Lundi matin, la « députée Obono », comme elle se nomme elle-même sur les réseaux sociaux, s’est levée visiblement très colère. Dès potron-minet, elle a tweeté son grand courroux : « Bonjour à tous et toutes ! Sauf aux gens qui instrumentalisent la lutte des femmes en Iran contre l’oppression pour insulter et disqualifier la lutte des femmes en France contre l’oppression. Ceux-là : mangez vos morts. » (sic)
On peut au moins reconnaître une grande conquête féministe à la gauche LFI : la vulgarité. Arrachée de haute lutte au patriarcat. Les femmes surpassent aujourd’hui largement les hommes. Raquel Garrido et Danièle Obono vous feraient passer Jean-Luc Mélenchon et David Guiraud pour de prudes chaisières.
L’expression ayant aussitôt fait l’objet d’une exégèse par les médias, on apprend que « Mange tes morts » est, à l’origine, une insulte manouche. Danièle Obono s’est en quelque sorte rendue coupable d’appropriation culturelle. Une chance, pour elle, que les trépassés ne puissent se constituer, les malheureux, en communauté discriminée car ils auraient pu, sinon, l’accuser de nécrophobie.
Il fut un temps, pas si lointain, à l’Assemblée nationale, où l’on ne parlait, d'un bout à l'autre de l'Hémicycle, qu’avec respect des défunts. Peut-être parce que parmi ceux-ci, certains députés comptaient des fils, tombés au combat, comme le radical du Cantal Paul Doumer et le très catholique général de l’Aveyron Édouard de Castelnau. Ou parce que les noms des seize députés morts pour la France, sur le monument érigé salle des Quatre Colonnes au palais Bourbon, obligeaient ceux qui leur avaient succédé. « Le soin des morts est un marqueur de civilisation », écrivait l’historien américain Thomas W. Laqueur à propos de la gestion Covid (L'Histoire, juillet-août 2020). Le « soin des morts » dans la langue, aussi.
Pour la défense de Danièle Obono, qui a perdu ses nerfs, force est de constater que la situation est grave. Les huées essuyées par Sandrine Rousseau - mais aussi Manon Aubry - lors de la manifestation en soutien aux Iraniennes ont commencé d’ébranler leur petite entreprise, jusqu’aux fondations.
Les témoignages de femmes hostiles dans la foule sont mordants : « En tant que personnes d’origine maghrébine, musulmane, on sait quelles sont nos conditions, on sait les pressions que nous subissons, affirme Maaroufi Fadila, directrice de l’Observatoire des fondamentalismes à Bruxelles. Ici même, il y a des femmes qui sont violentées parce qu’elles désirent enlever leur voile. La place de Sandrine Rousseau est avec les accusés, ceux qui défendent l’islamisme. Elle nourrit le fondamentalisme avec ses propos. [...] L’objectif des islamistes en Europe est d’imposer le voilement des femmes, la charia, la doctrine des Frères musulmans. »

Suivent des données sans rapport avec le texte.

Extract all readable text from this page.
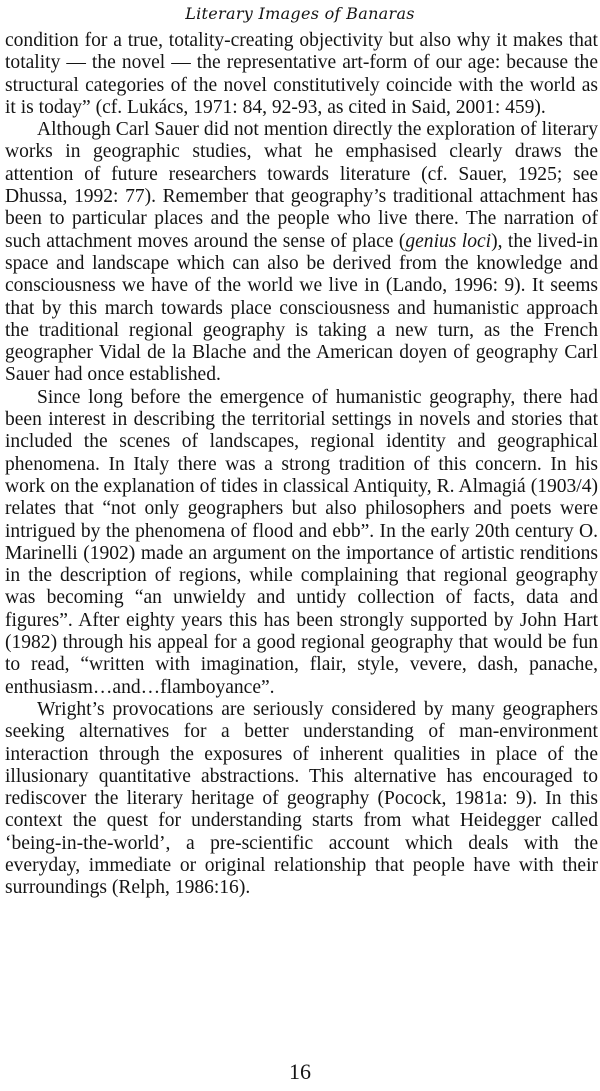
Literary Images of Banaras

condition for a true, totality-creating objectivity but also why it makes that totality — the novel — the representative art-form of our age: because the structural categories of the novel constitutively coincide with the world as it is today” (cf. Lukács, 1971: 84, 92-93, as cited in Said, 2001: 459).

Although Carl Sauer did not mention directly the exploration of literary works in geographic studies, what he emphasised clearly draws the attention of future researchers towards literature (cf. Sauer, 1925; see Dhussa, 1992: 77). Remember that geography’s traditional attachment has been to particular places and the people who live there. The narration of such attachment moves around the sense of place (genius loci), the lived-in space and landscape which can also be derived from the knowledge and consciousness we have of the world we live in (Lando, 1996: 9). It seems that by this march towards place consciousness and humanistic approach the traditional regional geography is taking a new turn, as the French geographer Vidal de la Blache and the American doyen of geography Carl Sauer had once established.

Since long before the emergence of humanistic geography, there had been interest in describing the territorial settings in novels and stories that included the scenes of landscapes, regional identity and geographical phenomena. In Italy there was a strong tradition of this concern. In his work on the explanation of tides in classical Antiquity, R. Almagiá (1903/4) relates that “not only geographers but also philosophers and poets were intrigued by the phenomena of flood and ebb”. In the early 20th century O. Marinelli (1902) made an argument on the importance of artistic renditions in the description of regions, while complaining that regional geography was becoming “an unwieldy and untidy collection of facts, data and figures”. After eighty years this has been strongly supported by John Hart (1982) through his appeal for a good regional geography that would be fun to read, “written with imagination, flair, style, vevere, dash, panache, enthusiasm…and…flamboyance”.

Wright’s provocations are seriously considered by many geographers seeking alternatives for a better understanding of man-environment interaction through the exposures of inherent qualities in place of the illusionary quantitative abstractions. This alternative has encouraged to rediscover the literary heritage of geography (Pocock, 1981a: 9). In this context the quest for understanding starts from what Heidegger called ‘being-in-the-world’, a pre-scientific account which deals with the everyday, immediate or original relationship that people have with their surroundings (Relph, 1986:16).

16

Parallèlement, comme pour l'accabler un peu plus, une vidéo extraite d’une émission sur LCP datant de 2021 dans laquelle Sandrine Rousseau qualifiait le voile islamique d’« embellissement » a été exhumée et fait florès sur les réseaux sociaux. Face à elle, l’essayiste Fatiha Agag-Boudjahlat lui avait alors fait ravaler non pas ses morts mais ses mots, en lui renvoyant en boomerang ses propres outils rhétoriques : « Madame, essayez de déconstruire votre privilège de blanche bourgeoise […] Les femmes sont en danger quand elles enlèvent [leur voile] et vous ne le savez pas vu vos fréquentations bourgeoises ou blanches. »

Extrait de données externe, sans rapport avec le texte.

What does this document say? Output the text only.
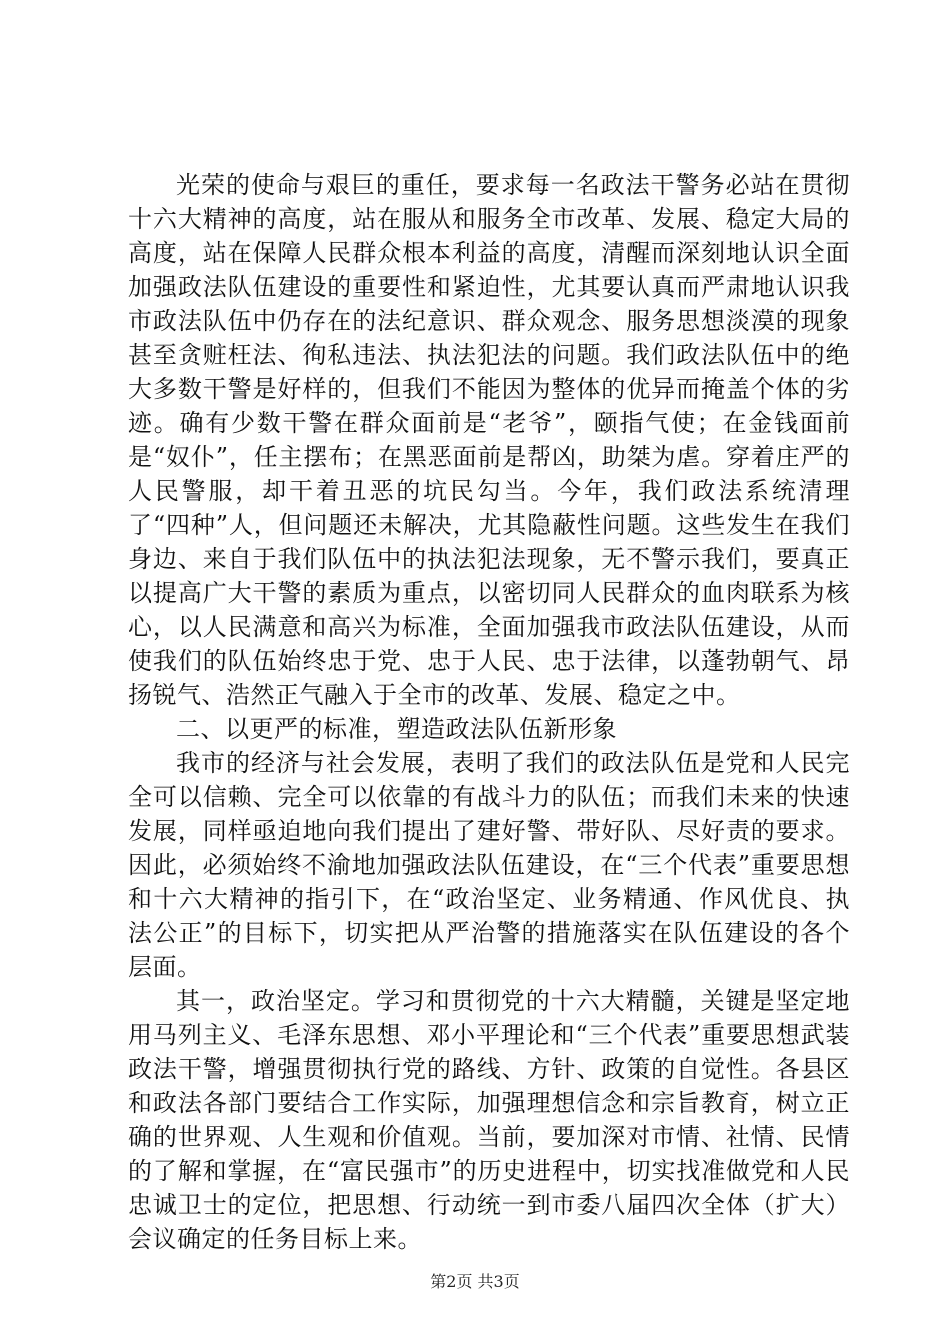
光荣的使命与艰巨的重任，要求每一名政法干警务必站在贯彻十六大精神的高度，站在服从和服务全市改革、发展、稳定大局的高度，站在保障人民群众根本利益的高度，清醒而深刻地认识全面加强政法队伍建设的重要性和紧迫性，尤其要认真而严肃地认识我市政法队伍中仍存在的法纪意识、群众观念、服务思想淡漠的现象甚至贪赃枉法、徇私违法、执法犯法的问题。我们政法队伍中的绝大多数干警是好样的，但我们不能因为整体的优异而掩盖个体的劣迹。确有少数干警在群众面前是“老爷”，颐指气使；在金钱面前是“奴仆”，任主摆布；在黑恶面前是帮凶，助桀为虐。穿着庄严的人民警服，却干着丑恶的坑民勾当。今年，我们政法系统清理了“四种”人，但问题还未解决，尤其隐蔽性问题。这些发生在我们身边、来自于我们队伍中的执法犯法现象，无不警示我们，要真正以提高广大干警的素质为重点，以密切同人民群众的血肉联系为核心，以人民满意和高兴为标准，全面加强我市政法队伍建设，从而使我们的队伍始终忠于党、忠于人民、忠于法律，以蓬勃朝气、昂扬锐气、浩然正气融入于全市的改革、发展、稳定之中。

二、以更严的标准，塑造政法队伍新形象

我市的经济与社会发展，表明了我们的政法队伍是党和人民完全可以信赖、完全可以依靠的有战斗力的队伍；而我们未来的快速发展，同样亟迫地向我们提出了建好警、带好队、尽好责的要求。因此，必须始终不渝地加强政法队伍建设，在“三个代表”重要思想和十六大精神的指引下，在“政治坚定、业务精通、作风优良、执法公正”的目标下，切实把从严治警的措施落实在队伍建设的各个层面。

其一，政治坚定。学习和贯彻党的十六大精髓，关键是坚定地用马列主义、毛泽东思想、邓小平理论和“三个代表”重要思想武装政法干警，增强贯彻执行党的路线、方针、政策的自觉性。各县区和政法各部门要结合工作实际，加强理想信念和宗旨教育，树立正确的世界观、人生观和价值观。当前，要加深对市情、社情、民情的了解和掌握，在“富民强市”的历史进程中，切实找准做党和人民忠诚卫士的定位，把思想、行动统一到市委八届四次全体（扩大）会议确定的任务目标上来。

第2页 共3页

La fébrilité de Danièle Obono est légitime : cette séquence iranienne pourrait bien faire, in fine, une victime de plus : le féminisme français, étranglé par ses propres contradictions. Et ce mort-là, avouons-le, nous nous ferions une joie de le découper en rondelles pour le dévorer joyeusement. Bien saisi au barbecue, bien sûr.